Jogo do Bicho - Um fato impressionante marcou a vida de Xexéu como banqueiro do Jogo do Bicho, na década de 1950. Uma jogadora inveterada, dona de casa aposentada de Jucurutu, sonhou que o bicho seria vaca durante seis sextas-feiras consecutivas. Não só sonhou, mas avisou à vizinhança, aos familiares e aos amigos e, na sexta-feira seguinte, foi a Caicó jogar no bicho. Jogou em vaca e o bicho foi... vaca!

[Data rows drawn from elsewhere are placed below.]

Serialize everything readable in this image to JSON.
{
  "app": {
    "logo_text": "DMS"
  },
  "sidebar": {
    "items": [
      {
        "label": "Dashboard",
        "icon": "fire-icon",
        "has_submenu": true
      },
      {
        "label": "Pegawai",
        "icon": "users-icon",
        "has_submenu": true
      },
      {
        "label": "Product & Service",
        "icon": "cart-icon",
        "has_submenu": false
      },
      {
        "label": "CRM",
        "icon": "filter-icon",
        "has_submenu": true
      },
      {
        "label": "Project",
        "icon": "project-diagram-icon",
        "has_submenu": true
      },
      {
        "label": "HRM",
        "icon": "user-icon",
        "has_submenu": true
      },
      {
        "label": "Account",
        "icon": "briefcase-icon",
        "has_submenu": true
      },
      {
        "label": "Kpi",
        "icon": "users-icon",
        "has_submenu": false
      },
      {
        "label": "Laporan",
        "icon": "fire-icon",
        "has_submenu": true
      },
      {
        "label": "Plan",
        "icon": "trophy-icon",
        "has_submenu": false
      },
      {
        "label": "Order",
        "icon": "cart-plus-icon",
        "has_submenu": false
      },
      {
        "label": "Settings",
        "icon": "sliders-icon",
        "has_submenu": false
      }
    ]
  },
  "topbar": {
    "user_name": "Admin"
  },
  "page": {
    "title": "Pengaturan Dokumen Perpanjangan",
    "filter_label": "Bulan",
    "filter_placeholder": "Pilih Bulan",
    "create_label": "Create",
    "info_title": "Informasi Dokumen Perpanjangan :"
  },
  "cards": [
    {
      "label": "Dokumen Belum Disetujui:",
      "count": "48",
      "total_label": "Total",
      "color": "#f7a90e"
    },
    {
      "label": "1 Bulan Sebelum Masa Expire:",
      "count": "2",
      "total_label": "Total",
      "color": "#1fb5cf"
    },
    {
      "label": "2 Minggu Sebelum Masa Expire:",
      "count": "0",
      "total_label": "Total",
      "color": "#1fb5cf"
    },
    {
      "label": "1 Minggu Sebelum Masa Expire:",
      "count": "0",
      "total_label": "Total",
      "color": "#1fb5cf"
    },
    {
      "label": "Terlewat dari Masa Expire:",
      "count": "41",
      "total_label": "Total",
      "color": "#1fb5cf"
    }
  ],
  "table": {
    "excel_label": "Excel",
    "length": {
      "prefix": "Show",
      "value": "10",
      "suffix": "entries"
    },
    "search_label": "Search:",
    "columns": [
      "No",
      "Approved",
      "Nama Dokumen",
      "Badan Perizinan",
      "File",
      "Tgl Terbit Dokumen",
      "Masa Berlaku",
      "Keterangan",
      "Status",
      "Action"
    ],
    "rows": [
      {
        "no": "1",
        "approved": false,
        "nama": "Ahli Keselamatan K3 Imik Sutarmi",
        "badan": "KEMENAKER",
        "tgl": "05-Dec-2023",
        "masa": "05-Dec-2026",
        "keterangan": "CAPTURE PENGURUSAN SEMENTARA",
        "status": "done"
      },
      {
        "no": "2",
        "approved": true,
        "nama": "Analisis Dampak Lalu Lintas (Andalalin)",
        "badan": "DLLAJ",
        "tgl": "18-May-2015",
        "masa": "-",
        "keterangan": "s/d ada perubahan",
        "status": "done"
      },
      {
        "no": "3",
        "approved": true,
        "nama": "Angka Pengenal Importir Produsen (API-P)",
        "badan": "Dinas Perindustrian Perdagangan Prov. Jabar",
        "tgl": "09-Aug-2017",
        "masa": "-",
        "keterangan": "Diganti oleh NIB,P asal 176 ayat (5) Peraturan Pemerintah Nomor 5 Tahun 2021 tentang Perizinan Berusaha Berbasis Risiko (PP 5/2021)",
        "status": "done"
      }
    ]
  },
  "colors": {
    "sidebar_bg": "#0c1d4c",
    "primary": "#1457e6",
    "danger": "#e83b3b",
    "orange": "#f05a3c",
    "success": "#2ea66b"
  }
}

A notícia se espalhou rapidamente. Na sexta-feira seguinte, o movimento na banca de Xexéu duplicou: todo mundo jogou vaca. Deu de novo, e assim foi durante mais três semanas. Na sexta semana consecutiva, caravanas de apostadores de todas as cidades do Seridó se dirigiram a Caicó para jogar no bicho. Em vaca, evidentemente! Xexéu recolheu o dinheiro das apostas, alugou o jeep de Otoni Nóbrega - único carro de frete disponível na época - e foi descarregar as apostas de sua banca com um bicheiro de Campina Grande, a 204 quilômetros de Caicó, pensando, evidentemente, em ganhar muito dinheiro.
O bicho foi... cavalo! Aí Xexéu quebrou.
Uma vez boêmio, sempre boêmio. Ainda hoje, aos 84 anos de idade, Xexéu cumpre o ritual de beber uma cervejinha ou uma cachacinha antes do almoço. Recentemente perdeu a mulher, Guilhermina. Mas não perdeu a verve: ‘Quando a gente envelhece, o cabelo embranquece, o osso adoece, o joelho endurece, a vista escurece, a memória esquece, a gengiva aparece, a hemorróida engrandece, a barriga cresce, a pelanca desce, o pau amolece, a mulher se oferece e a gente agradece’. Vida longa a Xexéu Dias!